Un homme battant sa femme et prêt à la tuer. Un meurtrier en puissance qu'il fallait arrêter. Et raisonner.

Le plus dur du travail d'un ange.

Elendriel discutait, argumentait, expliquait...et elle entendit le rire cristallin, habituel de la succube. Cela lui fit lever les yeux au Ciel.

Dieu ! Qu'elle était horripilante !

« Elendriel ! Ange de première classe, chargée des âmes de feu. Nommée au bureau des âmes déchues. Bientôt les ailes du Séraphin ?

- Que veux-tu démone ?, » cracha Elendriel.

Ardat-Lilli apparut et son sourire fut éblouissant.

« Les âmes déchues ! Elles sont dévouées à mon Maître. Bel ange.

- Nulle âme n'est dévouée au Diable.

- Un homme mauvais qui bat sa femme et va la tuer. Regarde-le Elendriel ! Regarde cette engeance du diable et dis-moi le fond de ta pensée ! »

Un homme battant sa femme.

Le voir frapper sans pitié faisait bouillir le sang de l'ange.

Voir sa femme pleurer de douleur en priant pour la pitié était douloureux.
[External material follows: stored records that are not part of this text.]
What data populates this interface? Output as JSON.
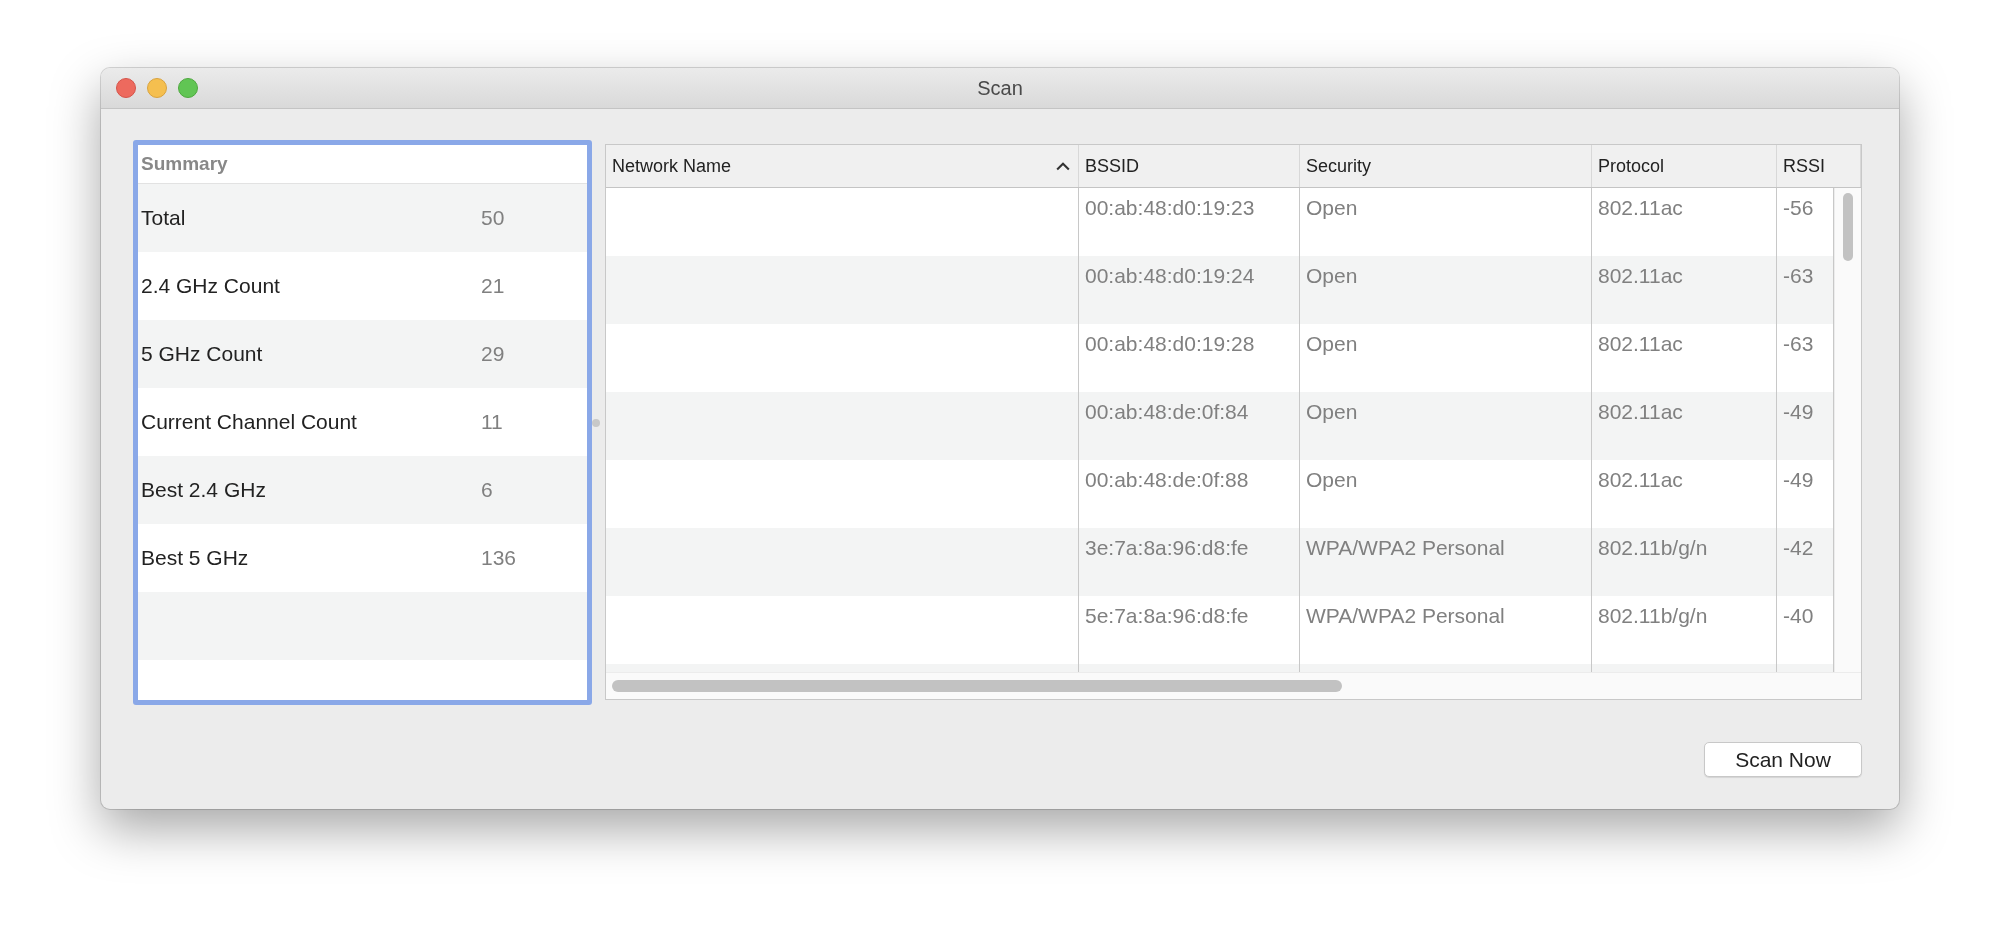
{
  "window": {
    "title": "Scan"
  },
  "summary": {
    "title": "Summary",
    "focused": true,
    "rows": [
      {
        "label": "Total",
        "value": "50"
      },
      {
        "label": "2.4 GHz Count",
        "value": "21"
      },
      {
        "label": "5 GHz Count",
        "value": "29"
      },
      {
        "label": "Current Channel Count",
        "value": "11"
      },
      {
        "label": "Best 2.4 GHz",
        "value": "6"
      },
      {
        "label": "Best 5 GHz",
        "value": "136"
      }
    ]
  },
  "table": {
    "columns": [
      {
        "label": "Network Name",
        "sorted": true
      },
      {
        "label": "BSSID",
        "sorted": false
      },
      {
        "label": "Security",
        "sorted": false
      },
      {
        "label": "Protocol",
        "sorted": false
      },
      {
        "label": "RSSI",
        "sorted": false
      }
    ],
    "rows": [
      {
        "bssid": "00:ab:48:d0:19:23",
        "security": "Open",
        "protocol": "802.11ac",
        "rssi": "-56"
      },
      {
        "bssid": "00:ab:48:d0:19:24",
        "security": "Open",
        "protocol": "802.11ac",
        "rssi": "-63"
      },
      {
        "bssid": "00:ab:48:d0:19:28",
        "security": "Open",
        "protocol": "802.11ac",
        "rssi": "-63"
      },
      {
        "bssid": "00:ab:48:de:0f:84",
        "security": "Open",
        "protocol": "802.11ac",
        "rssi": "-49"
      },
      {
        "bssid": "00:ab:48:de:0f:88",
        "security": "Open",
        "protocol": "802.11ac",
        "rssi": "-49"
      },
      {
        "bssid": "3e:7a:8a:96:d8:fe",
        "security": "WPA/WPA2 Personal",
        "protocol": "802.11b/g/n",
        "rssi": "-42"
      },
      {
        "bssid": "5e:7a:8a:96:d8:fe",
        "security": "WPA/WPA2 Personal",
        "protocol": "802.11b/g/n",
        "rssi": "-40"
      }
    ]
  },
  "buttons": [
    {
      "label": "Scan Now"
    }
  ]
}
Elendriel était un ange féminin, chargé des âmes de feu, son supérieur était l’archange Azraël. Il travaillait pour le bureau spécialisé dans les âmes déchues.

« Qu’il faut garder la foi ! »

La succube se mit à rire, réellement amusée.

Voir un ange se déplacer était un spectacle magnifique, tout en grâce et en ondulation. Mais voir agir Elendriel était encore plus beau.

L’ange vibrait de colère et de retenue.

Elendriel répétait, les mots de la prière, avec douceur et bienveillance. Là où le démon n’aurait qu’à susurrer quelques conseils malfaisants, l’ange murmurait des paroles d’espérance.

Un bel ange !

Comment sauver une âme déchue ?

Ardat-Lilli observait et apprenait.

La méthode de l’ange, ses paroles apaisantes, ses mouvements d’ailes visant à caresser les contours de l’homme...perdant une part de sa grâce divine pour côtoyer le mortel et l’ignoble.

Pourquoi quitter l’éthéré ? Pourquoi souiller la pureté au contact de l’impur ?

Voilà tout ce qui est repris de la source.